De tentoonstelling strekt zich uit over de kleine ruimtes op de eerste etage van het gebouw. De vloerbedekking en systeemplafonds herinneren aan de kantoren die hier oorspronkelijk zaten. In de eerste ruimte staat een soort paard met daarop een pop. Lost Don Quixote is de titel van het werk, verwijzend naar het beroemde personage uit de roman van Miguel de Cervantes. Het lijf en hoofd van de pop zijn grotendeels ingewikkeld met oude, in stukken gesneden schildersdoeken.
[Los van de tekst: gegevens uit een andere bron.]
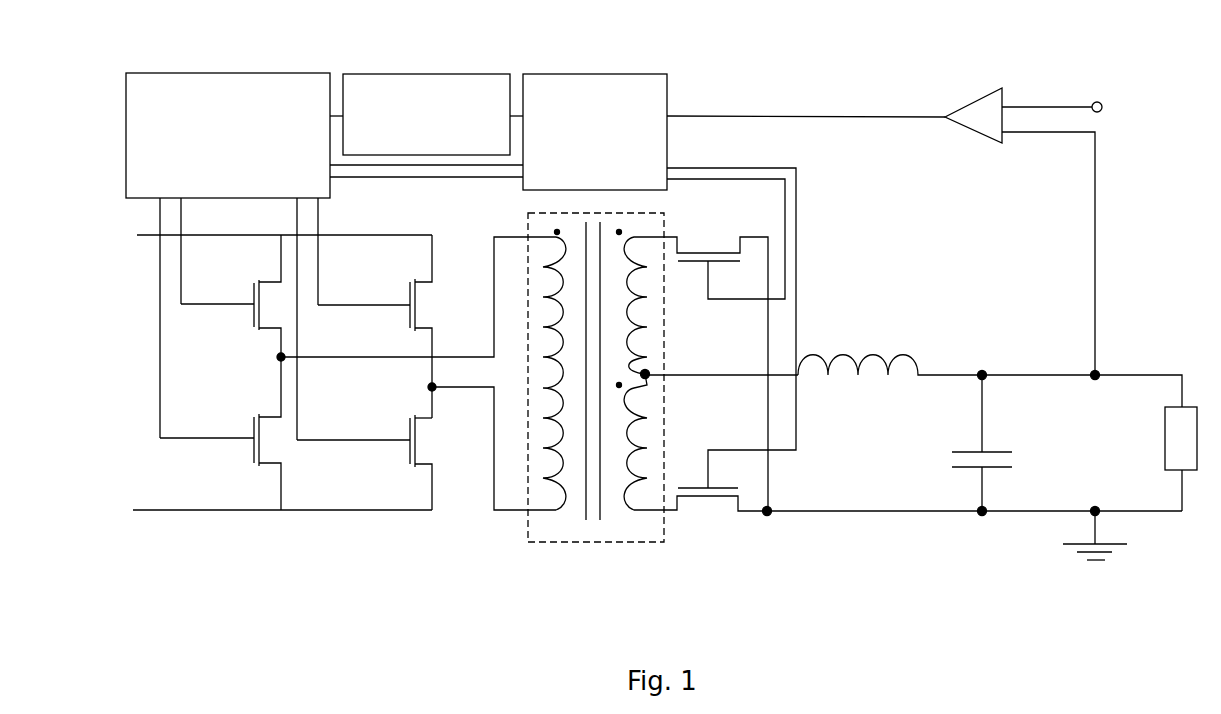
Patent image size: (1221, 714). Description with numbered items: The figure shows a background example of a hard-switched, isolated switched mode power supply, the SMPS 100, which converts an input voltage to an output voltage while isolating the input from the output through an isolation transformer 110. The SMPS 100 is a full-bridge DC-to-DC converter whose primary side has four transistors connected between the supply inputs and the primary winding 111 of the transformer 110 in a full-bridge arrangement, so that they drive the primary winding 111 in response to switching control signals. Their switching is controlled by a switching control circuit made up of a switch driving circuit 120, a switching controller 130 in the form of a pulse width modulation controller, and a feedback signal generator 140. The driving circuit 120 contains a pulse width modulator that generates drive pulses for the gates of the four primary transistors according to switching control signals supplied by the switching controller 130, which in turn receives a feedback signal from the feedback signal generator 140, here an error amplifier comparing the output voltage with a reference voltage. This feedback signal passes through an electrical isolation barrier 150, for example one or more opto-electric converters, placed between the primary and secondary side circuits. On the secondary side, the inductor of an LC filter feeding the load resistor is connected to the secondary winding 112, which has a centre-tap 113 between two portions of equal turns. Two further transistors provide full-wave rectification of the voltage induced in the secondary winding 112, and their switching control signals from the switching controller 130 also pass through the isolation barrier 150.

The SMPS 100 is at (855, 57).
The isolation transformer 110 is at (588, 393).
The primary winding 111 is at (550, 524).
The secondary winding 112 is at (632, 524).
The centre-tap 113 is at (650, 378).
The switch driving circuit 120 is at (206, 73).
The switching controller 130 is at (422, 74).
The feedback signal generator 140 is at (978, 100).
The electrical isolation barrier 150 is at (602, 74).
Hier en daar zie je nog de handtekening van de kunstenaars op de doeken. Don Quixote’s schaamstreek wordt bedekt door een geschilderde goudvis, op zijn rug staan figuren die doen denken aan de dood. Hij heeft een vlag vast, eveneens een beschilderd canvas. De vlag hangt wat moedeloos op de grond. Om het paard is een deken geslagen, versierd met kleine stukjes aan elkaar geregen doorzichtig plastic en stukjes opgerold papier met Russische teksten.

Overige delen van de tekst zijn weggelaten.